My philosophy is that everyone is a math person. Mathematics is just a formalization of how humans naturally solve problems. I explained to Carrie that struggling in a past math class does not mean you are bad at math. It does, however, mean that you have some gaps that need to be addressed, which requires work.
I communicate two things to my students: (1) learning math means a lot of practice and (2) mistakes are an important part of that practice. My first class consists of a powerpoint presentation that summarizes my philosophy on learning math and explains how this philosophy informs my class structure. Essentially, it translates to daily practice, fast feedback, and an opportunity for the student to make revisions—daily practice solidifies the knowledge, fast feedback quickly indicates when review is needed, and revision means the grading system accounts for improvements over time.
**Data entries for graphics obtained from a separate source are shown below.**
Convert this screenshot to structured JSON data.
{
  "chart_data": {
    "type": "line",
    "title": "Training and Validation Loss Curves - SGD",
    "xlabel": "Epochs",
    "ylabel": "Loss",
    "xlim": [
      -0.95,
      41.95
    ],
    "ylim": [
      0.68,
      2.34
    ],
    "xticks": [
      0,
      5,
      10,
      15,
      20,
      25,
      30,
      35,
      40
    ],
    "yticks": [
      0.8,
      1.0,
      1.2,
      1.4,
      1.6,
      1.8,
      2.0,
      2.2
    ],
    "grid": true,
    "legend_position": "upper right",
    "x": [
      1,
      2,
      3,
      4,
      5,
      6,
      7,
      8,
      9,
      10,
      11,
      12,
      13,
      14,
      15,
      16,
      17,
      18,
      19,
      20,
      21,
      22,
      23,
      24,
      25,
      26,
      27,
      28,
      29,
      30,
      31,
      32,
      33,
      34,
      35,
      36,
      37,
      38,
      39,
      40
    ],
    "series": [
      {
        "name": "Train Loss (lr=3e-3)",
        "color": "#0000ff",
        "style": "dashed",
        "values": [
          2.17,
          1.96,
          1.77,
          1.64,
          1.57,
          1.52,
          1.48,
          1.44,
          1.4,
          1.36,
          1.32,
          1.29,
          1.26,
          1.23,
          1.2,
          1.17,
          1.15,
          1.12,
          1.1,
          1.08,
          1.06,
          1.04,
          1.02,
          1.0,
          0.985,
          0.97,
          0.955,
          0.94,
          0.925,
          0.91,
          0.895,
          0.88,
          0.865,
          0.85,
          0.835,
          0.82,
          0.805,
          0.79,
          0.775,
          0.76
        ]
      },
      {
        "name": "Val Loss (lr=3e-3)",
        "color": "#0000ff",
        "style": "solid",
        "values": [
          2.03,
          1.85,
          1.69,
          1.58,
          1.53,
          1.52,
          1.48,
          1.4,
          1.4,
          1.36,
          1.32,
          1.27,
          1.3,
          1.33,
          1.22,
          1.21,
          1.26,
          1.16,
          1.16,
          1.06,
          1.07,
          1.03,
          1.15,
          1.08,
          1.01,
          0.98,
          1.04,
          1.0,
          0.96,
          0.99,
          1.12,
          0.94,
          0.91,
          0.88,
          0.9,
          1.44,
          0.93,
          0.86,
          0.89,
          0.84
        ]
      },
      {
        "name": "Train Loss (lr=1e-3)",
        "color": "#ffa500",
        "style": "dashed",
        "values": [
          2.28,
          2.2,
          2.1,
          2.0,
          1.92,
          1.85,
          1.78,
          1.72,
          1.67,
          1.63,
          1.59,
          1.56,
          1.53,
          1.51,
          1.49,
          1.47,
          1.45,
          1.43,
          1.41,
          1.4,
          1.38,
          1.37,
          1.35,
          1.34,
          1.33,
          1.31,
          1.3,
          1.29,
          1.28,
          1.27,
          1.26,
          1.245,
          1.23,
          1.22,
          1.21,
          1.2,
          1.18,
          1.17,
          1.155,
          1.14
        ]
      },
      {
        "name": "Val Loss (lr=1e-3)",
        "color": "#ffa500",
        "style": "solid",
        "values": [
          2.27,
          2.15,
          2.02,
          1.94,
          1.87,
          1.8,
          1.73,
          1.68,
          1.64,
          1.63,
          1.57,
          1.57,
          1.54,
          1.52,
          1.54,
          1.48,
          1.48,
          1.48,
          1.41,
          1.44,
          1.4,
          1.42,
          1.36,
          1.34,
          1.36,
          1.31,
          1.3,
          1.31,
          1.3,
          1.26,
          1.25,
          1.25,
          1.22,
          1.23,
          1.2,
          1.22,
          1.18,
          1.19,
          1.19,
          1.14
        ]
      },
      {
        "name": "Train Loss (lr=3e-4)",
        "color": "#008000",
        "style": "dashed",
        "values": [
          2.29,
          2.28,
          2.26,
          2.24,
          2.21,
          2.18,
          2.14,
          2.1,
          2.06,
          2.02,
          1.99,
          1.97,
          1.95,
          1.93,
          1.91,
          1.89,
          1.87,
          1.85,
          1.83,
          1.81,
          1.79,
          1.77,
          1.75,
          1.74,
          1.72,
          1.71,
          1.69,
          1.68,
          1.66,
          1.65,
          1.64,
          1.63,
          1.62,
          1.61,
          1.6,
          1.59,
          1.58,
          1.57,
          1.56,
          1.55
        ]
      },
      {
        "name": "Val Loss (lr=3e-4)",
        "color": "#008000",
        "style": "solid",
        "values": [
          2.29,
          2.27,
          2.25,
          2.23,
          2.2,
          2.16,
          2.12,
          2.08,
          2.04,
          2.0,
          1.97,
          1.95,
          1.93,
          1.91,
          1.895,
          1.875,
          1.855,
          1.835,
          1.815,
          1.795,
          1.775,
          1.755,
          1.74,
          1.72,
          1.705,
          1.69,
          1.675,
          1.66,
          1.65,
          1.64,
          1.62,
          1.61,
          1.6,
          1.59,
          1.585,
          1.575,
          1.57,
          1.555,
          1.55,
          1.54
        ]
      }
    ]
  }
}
There are many ways in which I can set up such a structure, but, as someone who is particularly concerned with increasing diversity in mathematics, it is a priority to me that I create a system that works for a variety of cultural and socioeconomic backgrounds. Explicitly, I try to accommodate students who
don't want to be anonymous,
do well with structure and consistency,
enjoy learning in a collaborative environment,
are afraid to make mistakes,
work multiple jobs, and
struggle to afford their textbooks.
I address these issues in the following ways
I learn my students’ names. I find it spooky that college students can interact for days with people who do not know their name. I worry that this is an unhealthy experience. Students should be acknowledged as individuals and I try to do just that. Even when the course is over, I say hello when I see my students around campus and catch up whenever possible.
To keep a consistent learning schedule, I assign homework after every lecture and make it due in the following one. My homework schedule develops the important habit of reviewing material between classes. Though this is a lot of work, my students always respond positively. Littered throughout my student reviews is the phrase, “Everyday homework sucks, but it works!”
I reference the work and ideas of my students to foster a collaborative environment. When we discuss problems, I will say phrases like, “Let’s use Matt’s idea,” or “Becky made a great suggestion.” This encourages creativity, it turns lectures into collaborative problem-solving sessions, and it helps my students know each other better. Within a few weeks, my students naturally form study groups with classmates.
My homework assignments are worth few points, my written feedback is constructive and supportive, and students can revise any assignment. If homework assignments are worth few points and revisions are allowed, then mistakes will not significantly impact one’s grade. Furthermore, I write supportive and corrective feedback, which help my students better assess their learning. Supportive comments praise improvement and creative thinking. Correcting comments differentiate between minor mistakes (like calculation errors) or conceptual ones. If it is minor, I circle the area where the mistake occurred and write, “careful!” If it is conceptual, I write a detailed clarification of the concept. All this combined normalizes mistakes.
I avoid quizzes. Homework can be practiced when a student is intellectually prepared for the material. For students who work, this makes a huge difference. The stress of their jobs can often spill over to their academic life and it’s important to have some flexibility.
I do not rely on a textbook whenever possible. Instead, I treat it as a supplement and write lecture notes that are self-sufficient. If I am ever concerned that something may be unclear, I type up materials that clarify a concept and distribute them.
With this set up, I can accommodate both intrinsically and extrinsically motivated students, both collaborative and competitive students, and students anywhere on the financial and the learning autonomy spectrum. Semester after semester, my student reviews confirm that this system works for them.
Although my approach works well, I am always looking to improve. I have taken Stanford’s course How to Learn Math and Penn State’s Course on College Teaching. I also run a weekly discussion group that analyzes research on mathematics education. Most importantly, I ask for feedback from my students by sending out anonymous surveys. Everything I learn, I incorporate whenever possible. My approach to teaching is similar to the system I use on my students: constant study, feedback, and revision.